Adsorption of molecular hydrogen on Be₃Al₂(SiO₃)₆-beryl: theoretical insights for catalysis, hydrogen storage, gas separation, sensing, and environmental applications

Employing a combination of Density Functional Theory (DFT) calculations and Molecular Dynamics (MD) simulations, the adsorption of molecular hydrogen (H₂) on Be₃Al₂(SiO₃)₆-beryl, a prominent silicate mineral, has been studied. The crystal structure of beryl, which consists of interconnected tetrahedral and octahedral sites, provides a fascinating framework for comprehending H₂ adsorption behavior.
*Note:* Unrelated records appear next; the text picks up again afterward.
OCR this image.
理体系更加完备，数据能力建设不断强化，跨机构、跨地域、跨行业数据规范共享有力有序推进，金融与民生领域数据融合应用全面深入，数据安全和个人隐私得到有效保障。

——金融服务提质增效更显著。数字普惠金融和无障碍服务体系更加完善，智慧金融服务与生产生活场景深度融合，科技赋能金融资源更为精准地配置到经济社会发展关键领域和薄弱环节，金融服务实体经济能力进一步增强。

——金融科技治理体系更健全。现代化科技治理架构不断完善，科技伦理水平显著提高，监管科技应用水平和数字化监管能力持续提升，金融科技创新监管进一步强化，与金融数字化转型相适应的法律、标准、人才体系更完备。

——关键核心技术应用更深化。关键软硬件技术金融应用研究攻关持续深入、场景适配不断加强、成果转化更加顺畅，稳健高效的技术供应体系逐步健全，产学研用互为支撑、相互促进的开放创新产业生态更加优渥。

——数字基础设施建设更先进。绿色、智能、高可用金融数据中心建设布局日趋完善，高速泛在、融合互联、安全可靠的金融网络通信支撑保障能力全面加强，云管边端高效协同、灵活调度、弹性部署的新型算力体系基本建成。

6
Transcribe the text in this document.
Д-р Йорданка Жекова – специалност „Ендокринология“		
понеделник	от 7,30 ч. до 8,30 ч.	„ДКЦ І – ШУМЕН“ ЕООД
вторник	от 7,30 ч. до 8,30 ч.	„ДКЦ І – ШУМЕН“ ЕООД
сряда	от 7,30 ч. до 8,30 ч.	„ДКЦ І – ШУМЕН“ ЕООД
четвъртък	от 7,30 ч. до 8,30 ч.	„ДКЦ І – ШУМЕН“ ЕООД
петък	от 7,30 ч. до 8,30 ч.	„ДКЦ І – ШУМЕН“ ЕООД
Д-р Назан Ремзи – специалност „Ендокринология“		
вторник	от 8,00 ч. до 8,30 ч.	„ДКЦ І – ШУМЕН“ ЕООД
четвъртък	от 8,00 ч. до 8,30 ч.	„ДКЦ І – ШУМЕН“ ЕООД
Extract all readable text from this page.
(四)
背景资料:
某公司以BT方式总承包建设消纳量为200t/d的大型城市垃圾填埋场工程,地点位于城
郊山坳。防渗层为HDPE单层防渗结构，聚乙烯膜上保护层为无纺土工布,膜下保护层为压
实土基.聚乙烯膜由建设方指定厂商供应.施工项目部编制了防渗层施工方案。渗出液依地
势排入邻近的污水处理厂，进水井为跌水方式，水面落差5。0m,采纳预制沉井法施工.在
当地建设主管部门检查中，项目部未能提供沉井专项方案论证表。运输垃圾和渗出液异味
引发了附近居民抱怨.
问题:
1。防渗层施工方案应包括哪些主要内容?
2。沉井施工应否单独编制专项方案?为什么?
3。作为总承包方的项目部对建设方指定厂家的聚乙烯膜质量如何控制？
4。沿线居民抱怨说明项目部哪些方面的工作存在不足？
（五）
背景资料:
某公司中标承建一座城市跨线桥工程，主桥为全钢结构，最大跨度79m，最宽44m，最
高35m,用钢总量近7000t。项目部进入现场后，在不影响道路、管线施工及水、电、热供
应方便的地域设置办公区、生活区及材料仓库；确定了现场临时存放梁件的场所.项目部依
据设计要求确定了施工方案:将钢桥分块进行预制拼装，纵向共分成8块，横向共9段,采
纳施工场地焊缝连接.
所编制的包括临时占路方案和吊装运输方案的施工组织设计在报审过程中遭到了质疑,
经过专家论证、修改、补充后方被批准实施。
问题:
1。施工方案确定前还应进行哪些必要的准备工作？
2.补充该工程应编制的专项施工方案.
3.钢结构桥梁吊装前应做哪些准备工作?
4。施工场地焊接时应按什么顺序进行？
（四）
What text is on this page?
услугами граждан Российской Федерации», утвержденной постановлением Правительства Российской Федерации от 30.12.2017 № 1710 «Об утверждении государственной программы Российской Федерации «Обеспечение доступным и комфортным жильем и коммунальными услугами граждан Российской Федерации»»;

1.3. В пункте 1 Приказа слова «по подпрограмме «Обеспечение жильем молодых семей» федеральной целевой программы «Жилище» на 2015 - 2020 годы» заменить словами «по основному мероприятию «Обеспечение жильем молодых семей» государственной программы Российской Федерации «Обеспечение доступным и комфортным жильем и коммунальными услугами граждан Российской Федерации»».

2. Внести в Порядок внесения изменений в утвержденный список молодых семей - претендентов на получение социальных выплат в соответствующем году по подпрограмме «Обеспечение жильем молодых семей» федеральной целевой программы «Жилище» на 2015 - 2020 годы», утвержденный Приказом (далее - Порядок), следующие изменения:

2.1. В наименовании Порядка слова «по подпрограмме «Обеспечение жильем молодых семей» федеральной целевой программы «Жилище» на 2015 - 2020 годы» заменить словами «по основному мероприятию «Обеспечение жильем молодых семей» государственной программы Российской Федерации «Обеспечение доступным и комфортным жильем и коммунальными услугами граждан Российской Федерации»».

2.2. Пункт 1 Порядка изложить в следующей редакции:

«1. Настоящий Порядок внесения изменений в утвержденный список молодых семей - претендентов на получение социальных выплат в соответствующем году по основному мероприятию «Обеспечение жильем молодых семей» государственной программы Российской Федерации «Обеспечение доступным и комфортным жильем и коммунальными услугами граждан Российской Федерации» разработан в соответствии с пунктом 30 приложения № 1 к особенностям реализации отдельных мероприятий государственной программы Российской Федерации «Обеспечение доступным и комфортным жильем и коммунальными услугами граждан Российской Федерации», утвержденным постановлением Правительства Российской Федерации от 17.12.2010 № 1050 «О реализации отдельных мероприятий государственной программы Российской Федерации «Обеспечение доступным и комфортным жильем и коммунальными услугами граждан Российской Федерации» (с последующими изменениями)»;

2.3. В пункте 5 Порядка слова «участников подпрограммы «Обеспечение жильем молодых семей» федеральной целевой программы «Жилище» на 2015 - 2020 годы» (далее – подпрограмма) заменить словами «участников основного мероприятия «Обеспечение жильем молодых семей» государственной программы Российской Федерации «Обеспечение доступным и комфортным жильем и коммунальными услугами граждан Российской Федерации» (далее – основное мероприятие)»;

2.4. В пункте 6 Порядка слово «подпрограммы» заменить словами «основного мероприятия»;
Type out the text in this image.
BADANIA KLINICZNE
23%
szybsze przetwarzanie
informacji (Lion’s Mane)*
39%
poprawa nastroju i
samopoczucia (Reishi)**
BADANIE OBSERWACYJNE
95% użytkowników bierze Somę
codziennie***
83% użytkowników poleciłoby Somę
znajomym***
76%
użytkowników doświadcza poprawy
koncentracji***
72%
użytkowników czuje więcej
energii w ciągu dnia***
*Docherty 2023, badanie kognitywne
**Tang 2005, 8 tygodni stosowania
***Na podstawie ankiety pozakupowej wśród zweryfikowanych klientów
Initial investigation of the interaction between H₂ molecules and the beryl surface employed DFT calculations. We identified favorable adsorption sites and gained insight into the binding mechanism through extensive structural optimizations and energy calculations. H₂ molecules preferentially adsorb on the exposed oxygen atoms surrounding the octahedral sites, producing weak van der Waals interactions with the beryl surface, according to our findings. To further investigate the dynamic aspects of H₂ adsorption, MD simulations employing a suitable force field were conducted. To precisely represent interatomic interactions within the Be₃Al₂(SiO₃)₆-beryl-H₂ system, the force field parameters were meticulously parameterized. By subjecting the system to a variety of temperatures, we were able to obtain valuable information about the stability, diffusion, and desorption kinetics of H₂ molecules within the beryl structure. The comprehensive understanding of the H₂ adsorption phenomenon on Be₃Al₂(SiO₃)₆-beryl is provided by the combined DFT and MD investigations. The results elucidate the mechanisms underlying H₂ binding, highlighting the role of surface oxygen atoms and the effect of temperature on H₂ dynamics. This research contributes to a fundamental understanding of hydrogen storage and release in beryllium-based silicates and provides valuable guidance for the design and optimization of materials for hydrogen storage, catalysis, gas separation, sensing and environmental applications.